Я весь день себя накручивала – я это умею, я мастер по накручиванию, – и к обеду уже почти убедила себя, что вчерашнее было ошибкой, случайностью, что он сейчас жалеет, что вообще не знает, как теперь со мной, и лучше бы этого не было.
А потом на телефоне дрогнуло сообщение.
Рабочий мессенджер. От него. Одна строка:
«Перестаньте страдать. Я вижу отсюда.»
Я вскинула голову. Через весь зал, через стеклянную дверь, он сидел за своим столом и смотрел на меня – прямо, чуть насмешливо, – и когда поймал мой взгляд, чуть заметно приподнял бровь.
Телефон дрогнул снова.
«Вы весь день сидите как на похоронах. Люди заметят. Что случилось.»
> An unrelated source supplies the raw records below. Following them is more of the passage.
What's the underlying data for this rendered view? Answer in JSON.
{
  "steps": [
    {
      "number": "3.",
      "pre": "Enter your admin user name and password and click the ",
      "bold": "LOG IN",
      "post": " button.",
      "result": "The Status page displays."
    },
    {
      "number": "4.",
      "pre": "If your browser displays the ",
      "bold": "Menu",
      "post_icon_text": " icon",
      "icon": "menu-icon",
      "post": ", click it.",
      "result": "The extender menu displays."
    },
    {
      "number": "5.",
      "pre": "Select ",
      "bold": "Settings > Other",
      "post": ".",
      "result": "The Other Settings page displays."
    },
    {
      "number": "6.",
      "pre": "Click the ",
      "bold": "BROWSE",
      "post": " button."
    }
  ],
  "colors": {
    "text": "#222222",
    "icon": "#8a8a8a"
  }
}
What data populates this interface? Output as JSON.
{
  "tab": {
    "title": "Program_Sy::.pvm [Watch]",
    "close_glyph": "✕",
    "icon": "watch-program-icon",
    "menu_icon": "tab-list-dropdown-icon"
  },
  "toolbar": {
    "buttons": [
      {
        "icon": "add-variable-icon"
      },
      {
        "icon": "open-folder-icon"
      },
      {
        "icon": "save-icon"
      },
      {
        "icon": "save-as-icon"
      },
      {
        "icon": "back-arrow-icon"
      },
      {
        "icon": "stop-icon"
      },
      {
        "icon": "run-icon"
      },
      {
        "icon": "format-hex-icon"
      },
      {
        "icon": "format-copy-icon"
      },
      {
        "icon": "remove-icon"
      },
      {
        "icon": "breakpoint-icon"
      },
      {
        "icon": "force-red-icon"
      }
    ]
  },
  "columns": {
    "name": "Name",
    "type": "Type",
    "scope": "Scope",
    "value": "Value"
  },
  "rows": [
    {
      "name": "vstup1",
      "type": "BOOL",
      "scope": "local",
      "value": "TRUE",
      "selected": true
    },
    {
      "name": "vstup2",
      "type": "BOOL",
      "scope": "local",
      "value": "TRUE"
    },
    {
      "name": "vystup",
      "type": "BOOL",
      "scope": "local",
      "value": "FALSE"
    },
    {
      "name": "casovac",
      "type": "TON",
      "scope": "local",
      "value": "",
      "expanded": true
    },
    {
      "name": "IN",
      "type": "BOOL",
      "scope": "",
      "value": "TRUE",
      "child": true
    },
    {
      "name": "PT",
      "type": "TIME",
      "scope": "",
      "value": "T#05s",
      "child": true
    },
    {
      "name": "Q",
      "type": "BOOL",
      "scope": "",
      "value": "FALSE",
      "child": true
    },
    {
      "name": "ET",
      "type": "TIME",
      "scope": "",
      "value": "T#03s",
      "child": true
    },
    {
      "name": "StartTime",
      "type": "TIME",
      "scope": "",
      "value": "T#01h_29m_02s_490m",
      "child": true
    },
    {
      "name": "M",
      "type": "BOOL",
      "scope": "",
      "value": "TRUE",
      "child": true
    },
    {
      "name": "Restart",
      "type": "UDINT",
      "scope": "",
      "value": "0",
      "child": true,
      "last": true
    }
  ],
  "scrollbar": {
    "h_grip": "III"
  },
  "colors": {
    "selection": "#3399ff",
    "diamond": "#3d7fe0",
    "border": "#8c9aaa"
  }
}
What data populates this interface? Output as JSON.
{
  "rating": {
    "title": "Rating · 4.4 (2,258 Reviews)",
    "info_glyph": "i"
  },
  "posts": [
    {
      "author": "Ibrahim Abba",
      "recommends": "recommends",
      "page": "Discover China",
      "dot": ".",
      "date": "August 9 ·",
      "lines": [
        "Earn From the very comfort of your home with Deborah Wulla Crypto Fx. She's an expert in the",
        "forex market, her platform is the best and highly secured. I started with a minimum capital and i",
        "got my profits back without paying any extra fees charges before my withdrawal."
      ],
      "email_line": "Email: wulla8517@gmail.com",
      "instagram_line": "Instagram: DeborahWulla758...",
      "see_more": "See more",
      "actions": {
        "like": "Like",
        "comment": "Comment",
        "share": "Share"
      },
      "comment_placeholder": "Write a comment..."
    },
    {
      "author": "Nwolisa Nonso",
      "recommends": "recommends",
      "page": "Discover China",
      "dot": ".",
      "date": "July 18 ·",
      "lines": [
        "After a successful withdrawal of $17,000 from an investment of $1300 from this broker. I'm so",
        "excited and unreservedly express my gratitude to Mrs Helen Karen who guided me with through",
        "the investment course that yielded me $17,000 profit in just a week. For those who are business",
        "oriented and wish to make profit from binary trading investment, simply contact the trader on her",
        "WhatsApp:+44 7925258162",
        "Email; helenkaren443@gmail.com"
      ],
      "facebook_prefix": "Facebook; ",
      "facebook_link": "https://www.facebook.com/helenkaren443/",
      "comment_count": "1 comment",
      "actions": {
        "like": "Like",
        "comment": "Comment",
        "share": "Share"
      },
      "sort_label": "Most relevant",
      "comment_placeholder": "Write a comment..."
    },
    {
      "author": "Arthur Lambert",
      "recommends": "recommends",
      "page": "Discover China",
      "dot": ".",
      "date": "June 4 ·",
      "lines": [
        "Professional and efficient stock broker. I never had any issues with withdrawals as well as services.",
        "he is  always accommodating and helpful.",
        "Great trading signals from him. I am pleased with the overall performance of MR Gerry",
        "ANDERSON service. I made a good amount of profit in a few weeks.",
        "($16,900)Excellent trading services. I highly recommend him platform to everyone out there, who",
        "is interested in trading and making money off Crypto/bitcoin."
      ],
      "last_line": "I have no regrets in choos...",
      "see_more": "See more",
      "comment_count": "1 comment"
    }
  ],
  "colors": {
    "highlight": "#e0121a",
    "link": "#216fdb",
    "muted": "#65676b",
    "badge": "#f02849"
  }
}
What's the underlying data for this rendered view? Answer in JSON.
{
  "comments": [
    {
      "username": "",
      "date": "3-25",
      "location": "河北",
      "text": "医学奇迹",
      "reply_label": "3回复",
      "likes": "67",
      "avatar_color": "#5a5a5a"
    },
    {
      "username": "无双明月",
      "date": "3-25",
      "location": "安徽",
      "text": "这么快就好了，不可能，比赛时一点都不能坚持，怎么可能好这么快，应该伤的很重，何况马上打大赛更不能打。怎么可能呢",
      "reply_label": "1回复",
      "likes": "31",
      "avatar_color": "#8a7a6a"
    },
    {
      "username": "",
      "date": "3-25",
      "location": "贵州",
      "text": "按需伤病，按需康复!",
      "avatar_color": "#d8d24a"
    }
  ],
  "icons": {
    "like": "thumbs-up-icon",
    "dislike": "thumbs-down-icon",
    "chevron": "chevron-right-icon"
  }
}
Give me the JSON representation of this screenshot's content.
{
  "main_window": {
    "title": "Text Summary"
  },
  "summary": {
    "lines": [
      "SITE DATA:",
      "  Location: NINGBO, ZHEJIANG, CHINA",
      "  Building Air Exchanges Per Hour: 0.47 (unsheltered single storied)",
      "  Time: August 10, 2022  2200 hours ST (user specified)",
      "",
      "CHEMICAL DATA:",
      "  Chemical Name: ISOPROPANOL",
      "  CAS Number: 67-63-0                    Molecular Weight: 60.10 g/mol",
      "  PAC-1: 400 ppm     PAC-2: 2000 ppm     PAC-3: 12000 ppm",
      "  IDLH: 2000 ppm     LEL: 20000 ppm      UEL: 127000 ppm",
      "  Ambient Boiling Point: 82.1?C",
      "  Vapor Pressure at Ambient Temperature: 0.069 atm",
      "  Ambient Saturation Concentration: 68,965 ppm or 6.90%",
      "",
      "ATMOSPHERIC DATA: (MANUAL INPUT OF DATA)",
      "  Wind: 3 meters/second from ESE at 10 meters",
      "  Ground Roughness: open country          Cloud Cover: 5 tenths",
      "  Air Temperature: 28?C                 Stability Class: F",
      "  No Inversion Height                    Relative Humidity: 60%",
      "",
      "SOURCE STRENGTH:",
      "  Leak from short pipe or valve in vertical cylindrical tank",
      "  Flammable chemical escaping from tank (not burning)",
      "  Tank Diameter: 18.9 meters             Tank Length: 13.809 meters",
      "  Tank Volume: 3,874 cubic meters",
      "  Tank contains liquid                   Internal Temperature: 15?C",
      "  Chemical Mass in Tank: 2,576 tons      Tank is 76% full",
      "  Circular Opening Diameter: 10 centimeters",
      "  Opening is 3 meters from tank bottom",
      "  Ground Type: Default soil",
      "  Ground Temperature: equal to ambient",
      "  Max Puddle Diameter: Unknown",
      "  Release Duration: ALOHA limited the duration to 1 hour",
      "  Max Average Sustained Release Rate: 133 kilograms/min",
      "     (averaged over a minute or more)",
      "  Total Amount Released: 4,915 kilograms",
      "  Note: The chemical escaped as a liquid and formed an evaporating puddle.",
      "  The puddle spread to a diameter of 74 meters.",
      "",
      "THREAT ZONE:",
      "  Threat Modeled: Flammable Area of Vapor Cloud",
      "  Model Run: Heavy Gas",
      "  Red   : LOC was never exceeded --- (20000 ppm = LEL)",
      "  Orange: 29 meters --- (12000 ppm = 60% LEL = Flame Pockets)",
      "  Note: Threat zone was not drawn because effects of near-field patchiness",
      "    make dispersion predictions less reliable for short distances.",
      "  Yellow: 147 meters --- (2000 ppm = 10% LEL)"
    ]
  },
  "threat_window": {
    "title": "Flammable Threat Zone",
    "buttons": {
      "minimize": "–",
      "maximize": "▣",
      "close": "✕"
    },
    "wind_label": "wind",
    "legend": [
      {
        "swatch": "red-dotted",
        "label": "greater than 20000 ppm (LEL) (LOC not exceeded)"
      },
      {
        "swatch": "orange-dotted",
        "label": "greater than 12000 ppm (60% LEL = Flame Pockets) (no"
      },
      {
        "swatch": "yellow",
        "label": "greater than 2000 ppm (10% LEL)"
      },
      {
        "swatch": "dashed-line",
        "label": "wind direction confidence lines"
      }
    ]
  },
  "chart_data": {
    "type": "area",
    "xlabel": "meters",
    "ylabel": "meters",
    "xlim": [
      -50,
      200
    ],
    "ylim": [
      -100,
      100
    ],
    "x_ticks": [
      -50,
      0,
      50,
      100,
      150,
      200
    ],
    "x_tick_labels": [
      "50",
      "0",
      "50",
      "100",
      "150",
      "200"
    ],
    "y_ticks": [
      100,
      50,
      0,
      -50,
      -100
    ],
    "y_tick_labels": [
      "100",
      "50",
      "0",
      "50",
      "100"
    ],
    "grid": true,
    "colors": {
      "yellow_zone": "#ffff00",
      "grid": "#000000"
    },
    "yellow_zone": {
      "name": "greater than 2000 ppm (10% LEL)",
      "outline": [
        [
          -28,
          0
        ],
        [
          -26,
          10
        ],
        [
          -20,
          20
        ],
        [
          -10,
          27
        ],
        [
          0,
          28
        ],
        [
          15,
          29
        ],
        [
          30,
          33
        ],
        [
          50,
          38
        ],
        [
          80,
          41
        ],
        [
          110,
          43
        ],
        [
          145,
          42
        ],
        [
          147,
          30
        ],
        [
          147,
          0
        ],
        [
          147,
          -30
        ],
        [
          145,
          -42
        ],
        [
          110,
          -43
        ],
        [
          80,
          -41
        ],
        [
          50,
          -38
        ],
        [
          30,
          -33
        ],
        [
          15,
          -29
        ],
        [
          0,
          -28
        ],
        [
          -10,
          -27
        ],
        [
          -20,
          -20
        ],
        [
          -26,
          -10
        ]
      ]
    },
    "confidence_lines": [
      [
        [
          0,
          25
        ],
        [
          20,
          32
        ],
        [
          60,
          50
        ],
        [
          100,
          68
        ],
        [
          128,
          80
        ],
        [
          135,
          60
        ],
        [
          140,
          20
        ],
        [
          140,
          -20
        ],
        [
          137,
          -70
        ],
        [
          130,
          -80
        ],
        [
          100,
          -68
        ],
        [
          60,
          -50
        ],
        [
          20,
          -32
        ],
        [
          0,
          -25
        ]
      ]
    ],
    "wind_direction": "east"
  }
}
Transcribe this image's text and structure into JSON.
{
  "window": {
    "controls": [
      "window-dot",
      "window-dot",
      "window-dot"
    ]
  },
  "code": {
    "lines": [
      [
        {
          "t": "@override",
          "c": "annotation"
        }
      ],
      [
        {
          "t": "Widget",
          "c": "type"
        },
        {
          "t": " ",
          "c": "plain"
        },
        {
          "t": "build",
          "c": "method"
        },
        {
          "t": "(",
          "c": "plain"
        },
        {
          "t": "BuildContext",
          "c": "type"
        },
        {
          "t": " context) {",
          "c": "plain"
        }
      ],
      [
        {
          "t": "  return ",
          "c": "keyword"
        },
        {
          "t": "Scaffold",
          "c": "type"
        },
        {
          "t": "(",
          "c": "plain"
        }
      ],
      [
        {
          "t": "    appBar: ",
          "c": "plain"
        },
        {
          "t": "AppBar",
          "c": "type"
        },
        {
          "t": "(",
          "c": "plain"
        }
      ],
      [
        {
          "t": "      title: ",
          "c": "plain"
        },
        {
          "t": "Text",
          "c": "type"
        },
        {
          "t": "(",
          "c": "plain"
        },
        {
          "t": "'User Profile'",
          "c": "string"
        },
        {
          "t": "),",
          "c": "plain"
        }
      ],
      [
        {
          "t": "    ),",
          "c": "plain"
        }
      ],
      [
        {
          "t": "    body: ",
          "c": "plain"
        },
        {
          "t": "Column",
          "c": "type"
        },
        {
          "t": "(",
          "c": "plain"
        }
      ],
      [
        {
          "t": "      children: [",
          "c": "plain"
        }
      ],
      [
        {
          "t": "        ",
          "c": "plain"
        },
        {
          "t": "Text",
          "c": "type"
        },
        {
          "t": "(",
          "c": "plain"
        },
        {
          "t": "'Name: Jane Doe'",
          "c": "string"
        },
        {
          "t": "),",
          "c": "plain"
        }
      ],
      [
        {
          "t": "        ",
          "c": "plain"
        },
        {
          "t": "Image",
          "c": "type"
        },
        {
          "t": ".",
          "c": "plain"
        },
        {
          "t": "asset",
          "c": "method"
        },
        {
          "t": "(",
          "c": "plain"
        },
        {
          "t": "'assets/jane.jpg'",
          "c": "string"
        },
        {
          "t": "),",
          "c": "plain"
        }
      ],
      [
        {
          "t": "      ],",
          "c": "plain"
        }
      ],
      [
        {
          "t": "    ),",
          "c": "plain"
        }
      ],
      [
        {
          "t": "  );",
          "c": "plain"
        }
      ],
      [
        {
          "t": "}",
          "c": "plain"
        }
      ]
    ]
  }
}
Я закусила губу и напечатала:
«Ничего. Работаю.»
«Вы всё утро открываете и закрываете один и тот же файл. Я замечаю такие вещи.»
Я невольно улыбнулась – и тут же спрятала улыбку.
«Просто не знаю, как теперь,» – написала я честно. «После вчера. Вы прошли мимо и не посмотрели, и я подумала...»
Три точки. Пауза. Потом:
«Вы подумали глупость. Я прошёл мимо, потому что если бы я на вас посмотрел так, как хотел, весь отдел бы всё понял за одну секунду. Я не смотрю на вас на людях не потому, что мне всё равно. А потому, что мне слишком не всё равно, и это опасно.»
Я перечитала это.
И внутри у меня стало тепло и жидко, как всегда от него, – потому что вот так он умел: сказать самую нежную вещь самыми сухими словами, будто отчитываясь о рисках сделки, и от этого она звучала только вернее.
«А теперь,» – пришло следующее сообщение, – «соберитесь. Улыбайтесь. И задержитесь сегодня. Я вас не отпущу домой одну.»—
Я думала, он снова отвезёт меня домой. Как в тот раз.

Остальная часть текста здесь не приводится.